/Linus

Linus Music Recommendation System

Primary LanguageTeX

Linus

#Linus Music Recommendation System

###Just a short summary of the application. I will add a more detailed description of the application later

  • networkAlgorithm.py contains the main algorithm

  • linusServer.py contains the server implementation

  • utilities.py contains functions that will be used often

  • Android app here. Credits to IshmeetKohli and HarmeetSaimbhi for contributing to the app.

Other .py files (createAdjacencyMatrix.py and saveMedians.py) run once to get features/info from songs database. This data is stored in files and is read from there. calculateVectors.py file is used to create song vectors.

TODO:

Provide more explanation for the server and app communication process.

In short, app calls "first" function when it is run for the first time. For every call after the first one, "later" function is called. (TODO part: simplify this)

###Process:

  • Million song dataset was used for getting audio features.

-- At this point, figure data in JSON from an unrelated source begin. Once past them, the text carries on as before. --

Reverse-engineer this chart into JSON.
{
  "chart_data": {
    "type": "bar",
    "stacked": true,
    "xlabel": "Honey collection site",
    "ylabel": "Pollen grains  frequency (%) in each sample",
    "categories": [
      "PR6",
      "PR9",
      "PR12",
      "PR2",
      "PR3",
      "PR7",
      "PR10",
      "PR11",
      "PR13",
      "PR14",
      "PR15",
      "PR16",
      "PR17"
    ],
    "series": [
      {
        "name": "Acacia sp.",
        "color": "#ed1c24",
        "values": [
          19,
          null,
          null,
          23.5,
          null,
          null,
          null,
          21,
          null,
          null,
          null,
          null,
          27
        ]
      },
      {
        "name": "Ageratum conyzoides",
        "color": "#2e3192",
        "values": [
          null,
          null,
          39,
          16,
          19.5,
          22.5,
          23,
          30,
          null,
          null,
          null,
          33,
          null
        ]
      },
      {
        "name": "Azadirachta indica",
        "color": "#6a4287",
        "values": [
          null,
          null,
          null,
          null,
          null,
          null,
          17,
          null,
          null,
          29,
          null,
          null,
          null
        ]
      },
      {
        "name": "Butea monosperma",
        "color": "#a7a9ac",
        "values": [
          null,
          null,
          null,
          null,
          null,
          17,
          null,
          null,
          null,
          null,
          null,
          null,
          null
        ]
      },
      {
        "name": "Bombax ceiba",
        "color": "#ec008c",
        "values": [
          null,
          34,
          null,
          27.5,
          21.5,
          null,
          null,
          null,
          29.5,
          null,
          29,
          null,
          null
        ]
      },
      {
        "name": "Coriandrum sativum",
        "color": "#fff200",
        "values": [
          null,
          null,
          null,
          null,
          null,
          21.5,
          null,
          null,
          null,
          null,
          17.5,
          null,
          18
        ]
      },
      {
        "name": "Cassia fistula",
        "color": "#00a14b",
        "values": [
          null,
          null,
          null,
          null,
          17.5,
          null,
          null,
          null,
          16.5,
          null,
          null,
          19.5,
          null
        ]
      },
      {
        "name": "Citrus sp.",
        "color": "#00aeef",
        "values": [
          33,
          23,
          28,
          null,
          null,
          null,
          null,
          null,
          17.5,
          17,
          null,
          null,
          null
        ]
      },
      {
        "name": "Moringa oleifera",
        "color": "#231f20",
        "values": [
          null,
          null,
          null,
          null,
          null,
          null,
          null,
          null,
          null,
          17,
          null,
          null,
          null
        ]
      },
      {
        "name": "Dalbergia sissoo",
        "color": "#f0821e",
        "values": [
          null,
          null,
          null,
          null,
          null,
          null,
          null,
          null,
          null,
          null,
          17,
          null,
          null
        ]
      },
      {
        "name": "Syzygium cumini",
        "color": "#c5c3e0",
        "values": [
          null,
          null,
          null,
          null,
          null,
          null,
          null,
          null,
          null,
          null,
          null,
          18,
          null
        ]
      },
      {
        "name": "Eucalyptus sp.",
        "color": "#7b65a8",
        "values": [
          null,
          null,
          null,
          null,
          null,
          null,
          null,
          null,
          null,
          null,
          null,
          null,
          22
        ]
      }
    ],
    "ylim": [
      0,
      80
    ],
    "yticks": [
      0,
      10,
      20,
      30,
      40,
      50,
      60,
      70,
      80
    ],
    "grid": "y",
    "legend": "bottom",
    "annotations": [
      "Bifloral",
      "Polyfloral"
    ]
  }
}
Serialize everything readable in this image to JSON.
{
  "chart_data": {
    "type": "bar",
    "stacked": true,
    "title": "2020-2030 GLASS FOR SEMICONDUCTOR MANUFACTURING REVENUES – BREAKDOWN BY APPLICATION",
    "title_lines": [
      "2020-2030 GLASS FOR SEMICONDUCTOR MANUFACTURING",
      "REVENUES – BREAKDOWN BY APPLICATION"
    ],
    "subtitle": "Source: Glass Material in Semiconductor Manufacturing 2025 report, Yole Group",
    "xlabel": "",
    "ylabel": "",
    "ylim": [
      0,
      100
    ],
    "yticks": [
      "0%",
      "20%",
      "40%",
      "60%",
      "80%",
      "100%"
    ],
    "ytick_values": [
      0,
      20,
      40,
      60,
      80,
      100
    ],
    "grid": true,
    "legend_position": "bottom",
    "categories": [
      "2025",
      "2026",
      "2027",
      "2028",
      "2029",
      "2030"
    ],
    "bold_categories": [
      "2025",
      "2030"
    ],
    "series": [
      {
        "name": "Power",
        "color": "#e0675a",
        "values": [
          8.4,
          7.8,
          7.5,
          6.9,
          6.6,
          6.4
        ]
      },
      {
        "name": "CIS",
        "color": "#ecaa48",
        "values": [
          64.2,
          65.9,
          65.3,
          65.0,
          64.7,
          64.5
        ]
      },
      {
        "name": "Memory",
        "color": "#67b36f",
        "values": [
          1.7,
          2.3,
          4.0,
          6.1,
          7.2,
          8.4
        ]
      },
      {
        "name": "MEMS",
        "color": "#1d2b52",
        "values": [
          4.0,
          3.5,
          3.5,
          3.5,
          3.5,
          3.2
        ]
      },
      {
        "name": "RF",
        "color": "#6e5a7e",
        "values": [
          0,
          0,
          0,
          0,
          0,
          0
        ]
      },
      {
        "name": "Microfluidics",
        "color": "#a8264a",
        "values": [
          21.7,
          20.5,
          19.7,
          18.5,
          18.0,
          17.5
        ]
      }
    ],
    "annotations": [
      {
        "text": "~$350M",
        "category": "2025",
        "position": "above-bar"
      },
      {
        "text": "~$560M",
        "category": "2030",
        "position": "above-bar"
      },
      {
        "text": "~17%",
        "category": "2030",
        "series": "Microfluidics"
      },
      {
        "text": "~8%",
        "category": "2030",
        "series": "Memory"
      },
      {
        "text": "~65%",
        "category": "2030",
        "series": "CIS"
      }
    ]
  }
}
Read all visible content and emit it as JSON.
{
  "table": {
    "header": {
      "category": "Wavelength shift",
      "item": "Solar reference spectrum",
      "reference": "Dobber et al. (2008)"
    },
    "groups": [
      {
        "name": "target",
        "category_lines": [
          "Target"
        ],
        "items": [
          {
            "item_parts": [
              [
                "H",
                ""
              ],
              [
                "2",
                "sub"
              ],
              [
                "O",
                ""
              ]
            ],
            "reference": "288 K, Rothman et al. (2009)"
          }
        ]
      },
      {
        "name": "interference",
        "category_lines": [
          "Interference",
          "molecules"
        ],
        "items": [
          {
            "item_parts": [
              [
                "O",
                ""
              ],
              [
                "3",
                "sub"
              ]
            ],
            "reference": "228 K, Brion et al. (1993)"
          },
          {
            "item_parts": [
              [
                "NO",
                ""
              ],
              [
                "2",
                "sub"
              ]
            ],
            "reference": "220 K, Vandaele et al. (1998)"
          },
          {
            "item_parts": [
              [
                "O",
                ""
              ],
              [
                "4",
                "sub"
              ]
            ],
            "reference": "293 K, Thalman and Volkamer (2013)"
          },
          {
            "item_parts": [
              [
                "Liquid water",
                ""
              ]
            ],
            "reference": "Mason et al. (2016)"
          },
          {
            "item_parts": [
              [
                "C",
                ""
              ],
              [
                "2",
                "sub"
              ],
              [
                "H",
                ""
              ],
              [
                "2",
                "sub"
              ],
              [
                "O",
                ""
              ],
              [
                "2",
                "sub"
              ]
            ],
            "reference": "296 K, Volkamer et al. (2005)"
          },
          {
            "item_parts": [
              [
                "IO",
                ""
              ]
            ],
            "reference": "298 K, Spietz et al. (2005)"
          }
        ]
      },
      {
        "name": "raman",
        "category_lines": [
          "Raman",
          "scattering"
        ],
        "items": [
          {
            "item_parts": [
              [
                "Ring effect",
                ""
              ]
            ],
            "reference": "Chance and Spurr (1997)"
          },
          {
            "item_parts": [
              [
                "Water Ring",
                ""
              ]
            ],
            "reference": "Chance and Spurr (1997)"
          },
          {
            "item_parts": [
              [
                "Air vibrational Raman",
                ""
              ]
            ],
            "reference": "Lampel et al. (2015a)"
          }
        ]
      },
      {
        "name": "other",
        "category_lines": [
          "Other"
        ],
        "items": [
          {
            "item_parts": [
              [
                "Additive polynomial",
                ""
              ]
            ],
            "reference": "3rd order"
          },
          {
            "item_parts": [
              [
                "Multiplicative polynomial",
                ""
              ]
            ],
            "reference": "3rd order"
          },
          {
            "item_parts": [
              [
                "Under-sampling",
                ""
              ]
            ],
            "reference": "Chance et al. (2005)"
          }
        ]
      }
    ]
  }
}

  • The whole dataset was read and features for each song were averaged out over the entire song duration.

  • A median value was calculated for each feature of the songs in the dataset.

  • If the value of feature of a song falls below the median it was given a value of 0 and if it was greater than or equal to the median it was given a value of 1.

  • After tweaking and playing with the dataset it was decided to give greater weight to tempo of the song.

  • After this step we had the vector representations of each song in the dataset.

  • This was used to calculate distance between songs and an adjacency matrix was created. The distance formula used was a simple difference between the two vectors and an absolute value was taken to avoid negative distances. We avoided float values as they create a very big file.

  • HDF5 format was used for storing data as this provides a fast and efficient way to store a large amount of data.

  • The main algorithm for calculating distance from liked and disliked songs was written. Basically, if a song is closer to a liked song than it is to a disliked song, then it is a valid candidate song. If there are no valid candidate songs, we take into account ratios. The song closest to one of the liked songs is chosen to be played next i.e. the song with the smallest liked distance/disliked distance ratio.

  • The algorithm is imported and run as a Flask server which interacts with the mobile app through http services. Flask server takes in parameters from app and returns a json file containing information about the next song to be played.

Future scope:

  1. Since this is a basic working prototype, the foremost thing to do is provide performance improvements so that the application can be scaled. Also change structure to something that is closer to MVC pattern.

  2. Better way to represent song vectors. Instead of just binary vectors, use a range of values.

  3. Introduce Genre feature and a test a better algorithm to calculate distances.

  4. Provide a more detailed documentation.